-If it's very hot where you live, changing the water daily is helpful because chickens often like cool water so it encourages them to drink. Mine always visit the waterer right after I change it on hot days.
-I give them a few black oil sunflower seeds (BOSS) with a little scratch at treat time, since the oils are good for them.
-I don't mix scratch and feed because I want to make sure I can monitor that they are getting only a very small percentage of scratch relative to their feed. I scatter a little scratch in the run when I want to call them back from free ranging. I stop the treats fairly early in the day so they will fill up on their healthy feed before bedtime.

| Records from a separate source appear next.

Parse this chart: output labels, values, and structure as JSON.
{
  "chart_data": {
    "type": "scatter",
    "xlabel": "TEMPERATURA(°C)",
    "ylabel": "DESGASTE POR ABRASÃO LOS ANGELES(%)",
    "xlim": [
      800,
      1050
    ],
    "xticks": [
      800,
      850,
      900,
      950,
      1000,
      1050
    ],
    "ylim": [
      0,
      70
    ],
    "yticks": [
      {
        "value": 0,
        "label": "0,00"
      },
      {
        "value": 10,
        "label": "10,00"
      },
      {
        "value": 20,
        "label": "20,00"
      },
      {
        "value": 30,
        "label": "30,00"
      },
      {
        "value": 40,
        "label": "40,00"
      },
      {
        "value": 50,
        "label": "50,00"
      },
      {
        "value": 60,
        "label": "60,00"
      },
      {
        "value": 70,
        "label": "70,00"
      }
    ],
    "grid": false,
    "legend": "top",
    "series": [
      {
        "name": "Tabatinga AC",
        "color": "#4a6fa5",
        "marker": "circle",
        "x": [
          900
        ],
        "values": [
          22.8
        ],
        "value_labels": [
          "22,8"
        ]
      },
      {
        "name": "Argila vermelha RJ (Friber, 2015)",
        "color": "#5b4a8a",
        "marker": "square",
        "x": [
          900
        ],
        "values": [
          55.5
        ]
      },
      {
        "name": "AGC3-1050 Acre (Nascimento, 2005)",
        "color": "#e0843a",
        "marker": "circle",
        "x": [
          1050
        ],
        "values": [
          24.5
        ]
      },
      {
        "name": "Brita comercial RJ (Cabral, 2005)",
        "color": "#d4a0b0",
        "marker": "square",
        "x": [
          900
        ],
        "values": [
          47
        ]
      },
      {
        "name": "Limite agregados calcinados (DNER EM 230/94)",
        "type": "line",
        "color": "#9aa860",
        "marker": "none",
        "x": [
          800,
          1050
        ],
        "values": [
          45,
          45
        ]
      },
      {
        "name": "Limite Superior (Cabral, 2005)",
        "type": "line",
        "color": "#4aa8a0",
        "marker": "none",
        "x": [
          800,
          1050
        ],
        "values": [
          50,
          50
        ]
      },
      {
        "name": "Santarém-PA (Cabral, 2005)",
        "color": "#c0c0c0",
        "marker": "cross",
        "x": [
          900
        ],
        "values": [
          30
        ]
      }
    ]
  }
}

-I store feed and scratch in the 25-lb airtight plastic dog food bins that Target sells. But I keep those bins indoors; use something different (thicker plastic or metal) if you are storing outdoors so rodents don't chew through.
-I feed them an organic brand called Modesto Milling; I know someone who has a seven-year-old Polish who still lays and has been eating that brand her whole life. It's the same feed all year, but I have very mild winters so others might do something different.

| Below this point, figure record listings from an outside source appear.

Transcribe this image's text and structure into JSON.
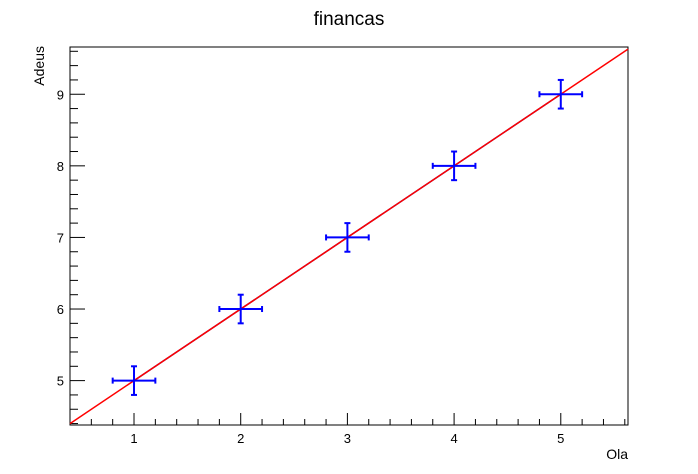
{
  "chart_data": {
    "type": "scatter",
    "title": "financas",
    "xlabel": "Ola",
    "ylabel": "Adeus",
    "xlim": [
      0.4,
      5.63
    ],
    "ylim": [
      4.38,
      9.66
    ],
    "xticks": [
      1,
      2,
      3,
      4,
      5
    ],
    "yticks": [
      5,
      6,
      7,
      8,
      9
    ],
    "grid": false,
    "series": [
      {
        "x": [
          1,
          2,
          3,
          4,
          5
        ],
        "y": [
          5,
          6,
          7,
          8,
          9
        ],
        "x_err": [
          0.2,
          0.2,
          0.2,
          0.2,
          0.2
        ],
        "y_err": [
          0.2,
          0.2,
          0.2,
          0.2,
          0.2
        ],
        "color": "#0000ff"
      }
    ],
    "fit_line": {
      "slope": 1.0,
      "intercept": 4.0,
      "color": "#ff0000"
    },
    "connect_line_color": "#00008b"
  }
}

-I got my pullets at 10 weeks and made grit available right away. I then changed from chick grit to layer grit as they got bigger. There is always grit available (I order it from a company called Scratch and Peck), but they don't use it anymore because they have free range time every day.
-For treats, they like scrambled eggs, yogurt, dried mealworms, kale, chard, and apples (I have an apple tree and they enjoy rolling the fallen apples around and pecking at them). Chickens vary in what they like -- some people say theirs won't go near yogurt, and others say their chickens love stuff that mine won't touch (like watermelon).

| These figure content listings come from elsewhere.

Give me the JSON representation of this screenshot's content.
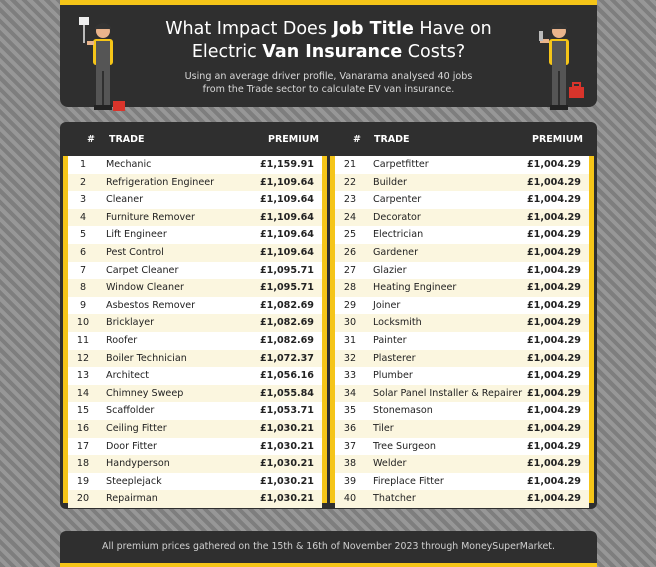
{
  "header": {
    "title_line1_pre": "What Impact Does ",
    "title_line1_bold": "Job Title",
    "title_line1_post": " Have on",
    "title_line2_pre": "Electric ",
    "title_line2_bold": "Van Insurance",
    "title_line2_post": " Costs?",
    "subtitle_line1": "Using an average driver profile, Vanarama analysed 40 jobs",
    "subtitle_line2": "from the Trade sector to calculate EV van insurance."
  },
  "columns": {
    "num": "#",
    "trade": "TRADE",
    "premium": "PREMIUM"
  },
  "rows": [
    {
      "num": "1",
      "trade": "Mechanic",
      "premium": "£1,159.91"
    },
    {
      "num": "2",
      "trade": "Refrigeration Engineer",
      "premium": "£1,109.64"
    },
    {
      "num": "3",
      "trade": "Cleaner",
      "premium": "£1,109.64"
    },
    {
      "num": "4",
      "trade": "Furniture Remover",
      "premium": "£1,109.64"
    },
    {
      "num": "5",
      "trade": "Lift Engineer",
      "premium": "£1,109.64"
    },
    {
      "num": "6",
      "trade": "Pest Control",
      "premium": "£1,109.64"
    },
    {
      "num": "7",
      "trade": "Carpet Cleaner",
      "premium": "£1,095.71"
    },
    {
      "num": "8",
      "trade": "Window Cleaner",
      "premium": "£1,095.71"
    },
    {
      "num": "9",
      "trade": "Asbestos Remover",
      "premium": "£1,082.69"
    },
    {
      "num": "10",
      "trade": "Bricklayer",
      "premium": "£1,082.69"
    },
    {
      "num": "11",
      "trade": "Roofer",
      "premium": "£1,082.69"
    },
    {
      "num": "12",
      "trade": "Boiler Technician",
      "premium": "£1,072.37"
    },
    {
      "num": "13",
      "trade": "Architect",
      "premium": "£1,056.16"
    },
    {
      "num": "14",
      "trade": "Chimney Sweep",
      "premium": "£1,055.84"
    },
    {
      "num": "15",
      "trade": "Scaffolder",
      "premium": "£1,053.71"
    },
    {
      "num": "16",
      "trade": "Ceiling Fitter",
      "premium": "£1,030.21"
    },
    {
      "num": "17",
      "trade": "Door Fitter",
      "premium": "£1,030.21"
    },
    {
      "num": "18",
      "trade": "Handyperson",
      "premium": "£1,030.21"
    },
    {
      "num": "19",
      "trade": "Steeplejack",
      "premium": "£1,030.21"
    },
    {
      "num": "20",
      "trade": "Repairman",
      "premium": "£1,030.21"
    },
    {
      "num": "21",
      "trade": "Carpetfitter",
      "premium": "£1,004.29"
    },
    {
      "num": "22",
      "trade": "Builder",
      "premium": "£1,004.29"
    },
    {
      "num": "23",
      "trade": "Carpenter",
      "premium": "£1,004.29"
    },
    {
      "num": "24",
      "trade": "Decorator",
      "premium": "£1,004.29"
    },
    {
      "num": "25",
      "trade": "Electrician",
      "premium": "£1,004.29"
    },
    {
      "num": "26",
      "trade": "Gardener",
      "premium": "£1,004.29"
    },
    {
      "num": "27",
      "trade": "Glazier",
      "premium": "£1,004.29"
    },
    {
      "num": "28",
      "trade": "Heating Engineer",
      "premium": "£1,004.29"
    },
    {
      "num": "29",
      "trade": "Joiner",
      "premium": "£1,004.29"
    },
    {
      "num": "30",
      "trade": "Locksmith",
      "premium": "£1,004.29"
    },
    {
      "num": "31",
      "trade": "Painter",
      "premium": "£1,004.29"
    },
    {
      "num": "32",
      "trade": "Plasterer",
      "premium": "£1,004.29"
    },
    {
      "num": "33",
      "trade": "Plumber",
      "premium": "£1,004.29"
    },
    {
      "num": "34",
      "trade": "Solar Panel Installer & Repairer",
      "premium": "£1,004.29"
    },
    {
      "num": "35",
      "trade": "Stonemason",
      "premium": "£1,004.29"
    },
    {
      "num": "36",
      "trade": "Tiler",
      "premium": "£1,004.29"
    },
    {
      "num": "37",
      "trade": "Tree Surgeon",
      "premium": "£1,004.29"
    },
    {
      "num": "38",
      "trade": "Welder",
      "premium": "£1,004.29"
    },
    {
      "num": "39",
      "trade": "Fireplace Fitter",
      "premium": "£1,004.29"
    },
    {
      "num": "40",
      "trade": "Thatcher",
      "premium": "£1,004.29"
    }
  ],
  "footer": {
    "note": "All premium prices gathered on the 15th & 16th of November 2023 through MoneySuperMarket."
  },
  "colors": {
    "accent": "#f5c518",
    "panel": "#2f2f2f",
    "alt_row": "#fbf6df"
  },
  "icons": {
    "left": "painter-worker-icon",
    "right": "mechanic-worker-icon"
  }
}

-I have only laying hens, who get layer feed and also free choice oyster shells as a calcium supplement. The yogurt is good for that, too.
-Mine don't produce those super orange yolks, and I asked about that a while back on this site, and someone posted that she thinks it's actually a breed thing -- all her hens eat the same stuff, but her Buffs lay orange yolks while her other chickens don't. I think some feeds have marigold in them to color the yolks.